Richard Gere enchaîne avec Infidèle (2002), puis avec un thriller surnaturel, La Prophétie des ombres (2002), et une comédie musicale, Chicago (2003), deux genres auxquels il ne s’était pas encore frotté. Il donne ensuite la réplique à Jennifer Lopez et Susan Sarandon dans Shall We Dance ? La nouvelle vie de Monsieur Clark (2004) et à Juliette Binoche dans Bee Season, où il incarne — changement de cap — un père de famille dévoué.
Bouddhiste convaincu, Gere s’est toujours investi personnellement dans la lutte du Dalaï Lama pour faire respecter les droits des Tibétains. Il prépare d’ailleurs actuellement un projet sur la vie de Bouddha réalisé par Shekhar Kapur, avec Goldie Hawn.
Brooke Adams :Le charme discret du talent
Fille de comédiens, Brooke Adams s’est rapidement imposée comme une actrice surdouée capable d’exprimer toutes sortes d’attitudes et d’émotions.

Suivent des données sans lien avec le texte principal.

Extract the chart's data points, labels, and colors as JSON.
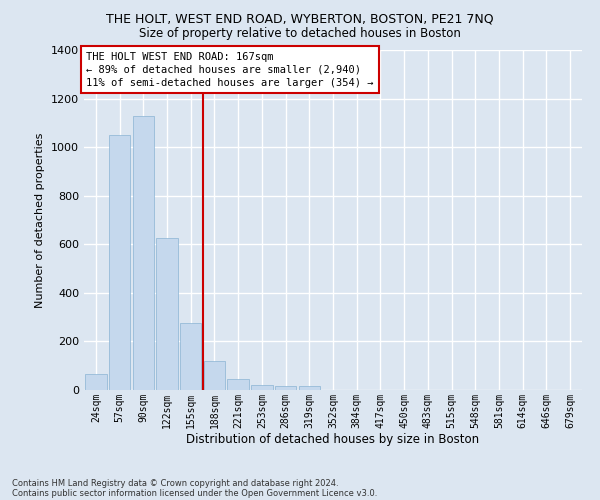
{
  "title_line1": "THE HOLT, WEST END ROAD, WYBERTON, BOSTON, PE21 7NQ",
  "title_line2": "Size of property relative to detached houses in Boston",
  "xlabel": "Distribution of detached houses by size in Boston",
  "ylabel": "Number of detached properties",
  "categories": [
    "24sqm",
    "57sqm",
    "90sqm",
    "122sqm",
    "155sqm",
    "188sqm",
    "221sqm",
    "253sqm",
    "286sqm",
    "319sqm",
    "352sqm",
    "384sqm",
    "417sqm",
    "450sqm",
    "483sqm",
    "515sqm",
    "548sqm",
    "581sqm",
    "614sqm",
    "646sqm",
    "679sqm"
  ],
  "values": [
    65,
    1050,
    1130,
    625,
    275,
    120,
    45,
    22,
    18,
    18,
    0,
    0,
    0,
    0,
    0,
    0,
    0,
    0,
    0,
    0,
    0
  ],
  "bar_color": "#c5d8ed",
  "bar_edgecolor": "#8ab4d4",
  "vline_color": "#cc0000",
  "ylim": [
    0,
    1400
  ],
  "yticks": [
    0,
    200,
    400,
    600,
    800,
    1000,
    1200,
    1400
  ],
  "annotation_text": "THE HOLT WEST END ROAD: 167sqm\n← 89% of detached houses are smaller (2,940)\n11% of semi-detached houses are larger (354) →",
  "annotation_box_edgecolor": "#cc0000",
  "footnote_line1": "Contains HM Land Registry data © Crown copyright and database right 2024.",
  "footnote_line2": "Contains public sector information licensed under the Open Government Licence v3.0.",
  "bg_color": "#dce6f1",
  "plot_bg_color": "#dce6f1",
  "grid_color": "#ffffff"
}
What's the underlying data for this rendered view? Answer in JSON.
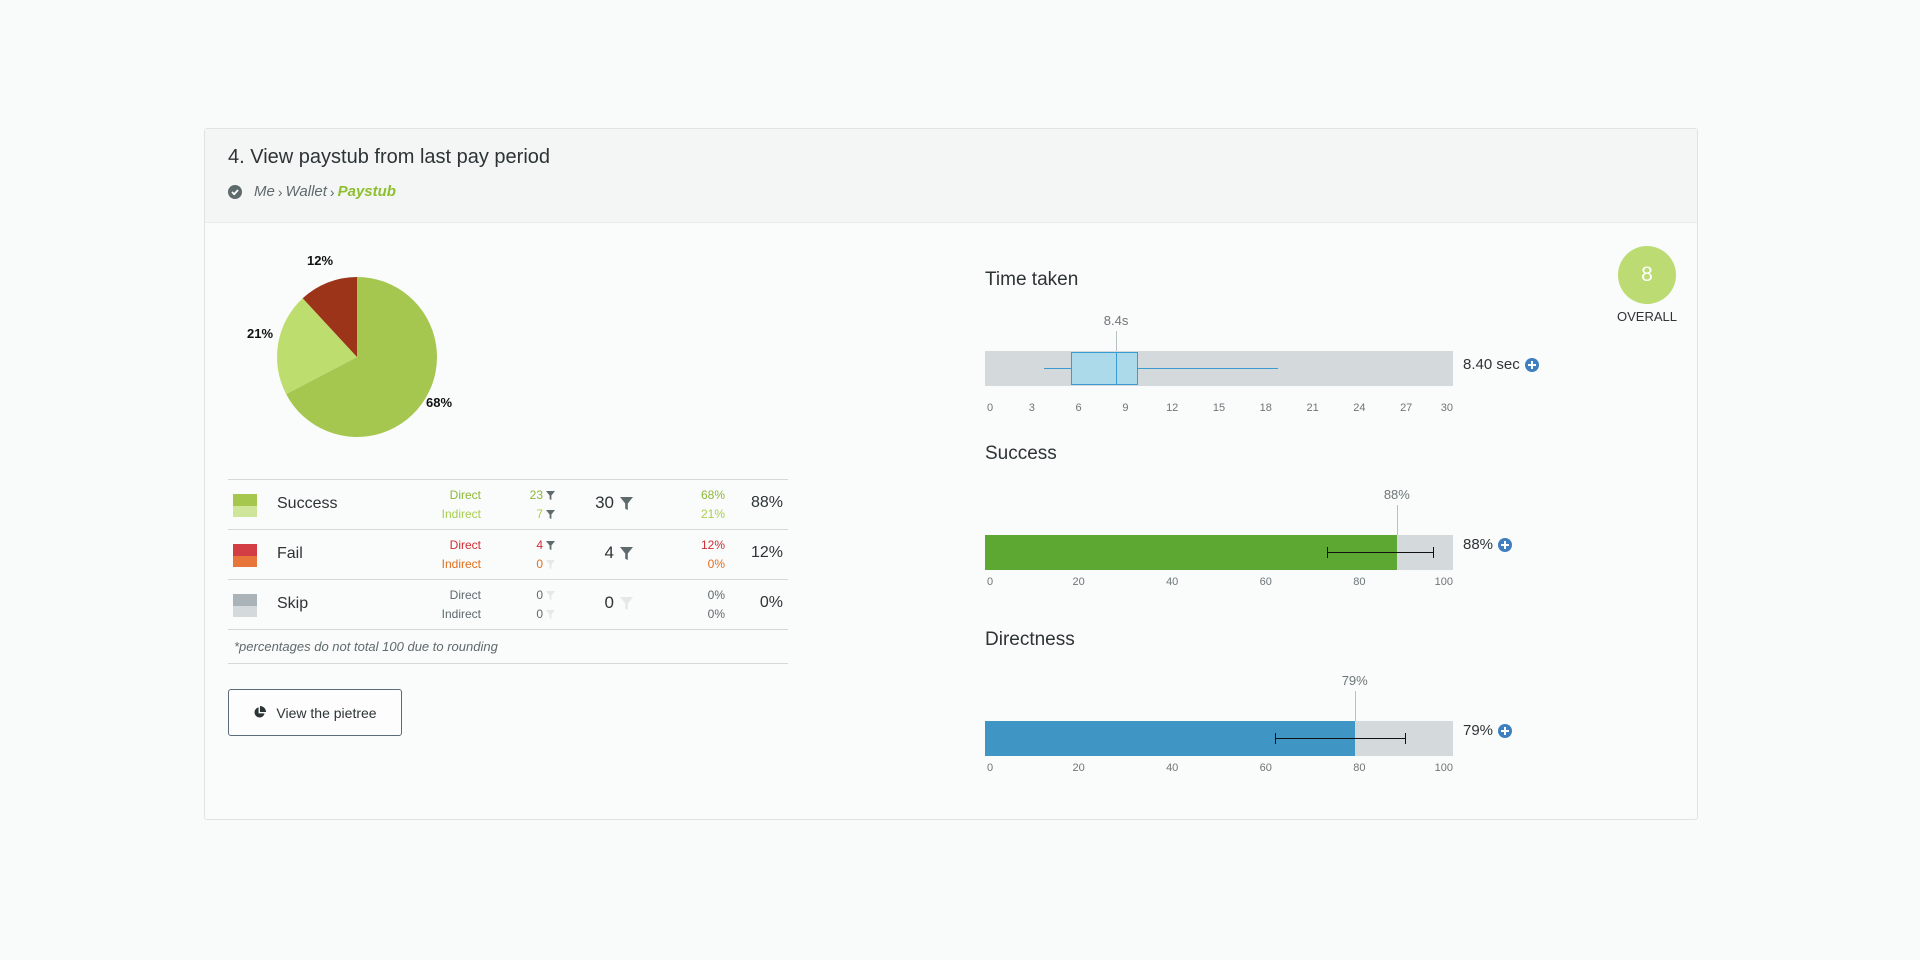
{
  "task": {
    "title": "4. View paystub from last pay period",
    "breadcrumb": [
      "Me",
      "Wallet",
      "Paystub"
    ]
  },
  "pie": {
    "slices": [
      {
        "name": "Success Direct",
        "percent": 68,
        "label": "68%",
        "color": "#a6c74f"
      },
      {
        "name": "Success Indirect",
        "percent": 21,
        "label": "21%",
        "color": "#bedd6f"
      },
      {
        "name": "Fail Direct",
        "percent": 12,
        "label": "12%",
        "color": "#9b3418"
      }
    ]
  },
  "results": {
    "rows": [
      {
        "name": "Success",
        "colors": [
          "#a5c74e",
          "#cfe69a"
        ],
        "direct_label": "Direct",
        "indirect_label": "Indirect",
        "direct_count": "23",
        "indirect_count": "7",
        "total": "30",
        "direct_pct": "68%",
        "indirect_pct": "21%",
        "total_pct": "88%",
        "direct_color": "#8cb83a",
        "indirect_color": "#a8cf4f"
      },
      {
        "name": "Fail",
        "colors": [
          "#d23e44",
          "#e8763a"
        ],
        "direct_label": "Direct",
        "indirect_label": "Indirect",
        "direct_count": "4",
        "indirect_count": "0",
        "total": "4",
        "direct_pct": "12%",
        "indirect_pct": "0%",
        "total_pct": "12%",
        "direct_color": "#cf2e34",
        "indirect_color": "#e0701f"
      },
      {
        "name": "Skip",
        "colors": [
          "#aab4b8",
          "#d4dadc"
        ],
        "direct_label": "Direct",
        "indirect_label": "Indirect",
        "direct_count": "0",
        "indirect_count": "0",
        "total": "0",
        "direct_pct": "0%",
        "indirect_pct": "0%",
        "total_pct": "0%",
        "direct_color": "#5f6a6d",
        "indirect_color": "#5f6a6d"
      }
    ],
    "footnote": "*percentages do not total 100 due to rounding"
  },
  "pietree_button": "View the pietree",
  "overall": {
    "score": "8",
    "label": "OVERALL",
    "color": "#bcdb73"
  },
  "time_taken": {
    "title": "Time taken",
    "marker_label": "8.4s",
    "value_label": "8.40 sec",
    "axis_ticks": [
      "0",
      "3",
      "6",
      "9",
      "12",
      "15",
      "18",
      "21",
      "24",
      "27",
      "30"
    ],
    "axis_max": 30,
    "whisker_low": 3.8,
    "q1": 5.5,
    "median": 8.4,
    "q3": 9.8,
    "whisker_high": 18.8
  },
  "success": {
    "title": "Success",
    "marker_label": "88%",
    "value_label": "88%",
    "value": 88,
    "error_low": 73,
    "error_high": 96,
    "axis_ticks": [
      "0",
      "20",
      "40",
      "60",
      "80",
      "100"
    ],
    "color": "#5da832"
  },
  "directness": {
    "title": "Directness",
    "marker_label": "79%",
    "value_label": "79%",
    "value": 79,
    "error_low": 62,
    "error_high": 90,
    "axis_ticks": [
      "0",
      "20",
      "40",
      "60",
      "80",
      "100"
    ],
    "color": "#3f96c5"
  }
}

Enfant, elle se produit dans Finian’s Rainbow à Broadway et, une dizaine d’années plus tard, elle décroche un rôle dans une série télé. Après avoir suivi les cours du célèbre Lee Strasberg, elle fait ses vrais débuts sur scène “off-Broadway” dans la reprise de La Forêt pétrifiée. En 1978, elle est à l’affiche de deux films qui propulsent sa carrière : Les Moissons du ciel de Terrence Malick et L’Invasion des profanateurs de Philip Kaufman. Un an plus tard, elle donne la réplique à Sean Connery dans Cuba de Richard Lester. Et pourtant, alors qu’elle est promise à une trajectoire de star, elle préfère prendre ses distances avec Hollywood et privilégie le théâtre au cinéma. Elle n’hésite pas non plus à refuser des offres alléchantes pour continuer à donner des cours d’art dramatique à des enfants en difficulté.
Elle gagne la sympathie du grand public grâce à plusieurs séries télé, comme Clair de lune ou, plus récemment, Monk. Au théâtre, elle se produit avec succès dans The Heidi Chronicles. Pour le grand écran, elle est à l’affiche de Gas, Food, Lodging (1992), film indépendant signé Allison Anders. On la retrouvera prochainement dans un thriller fantastique, The Legend of Lucy Keyes, avec Julie Delpy et Justin Theroux.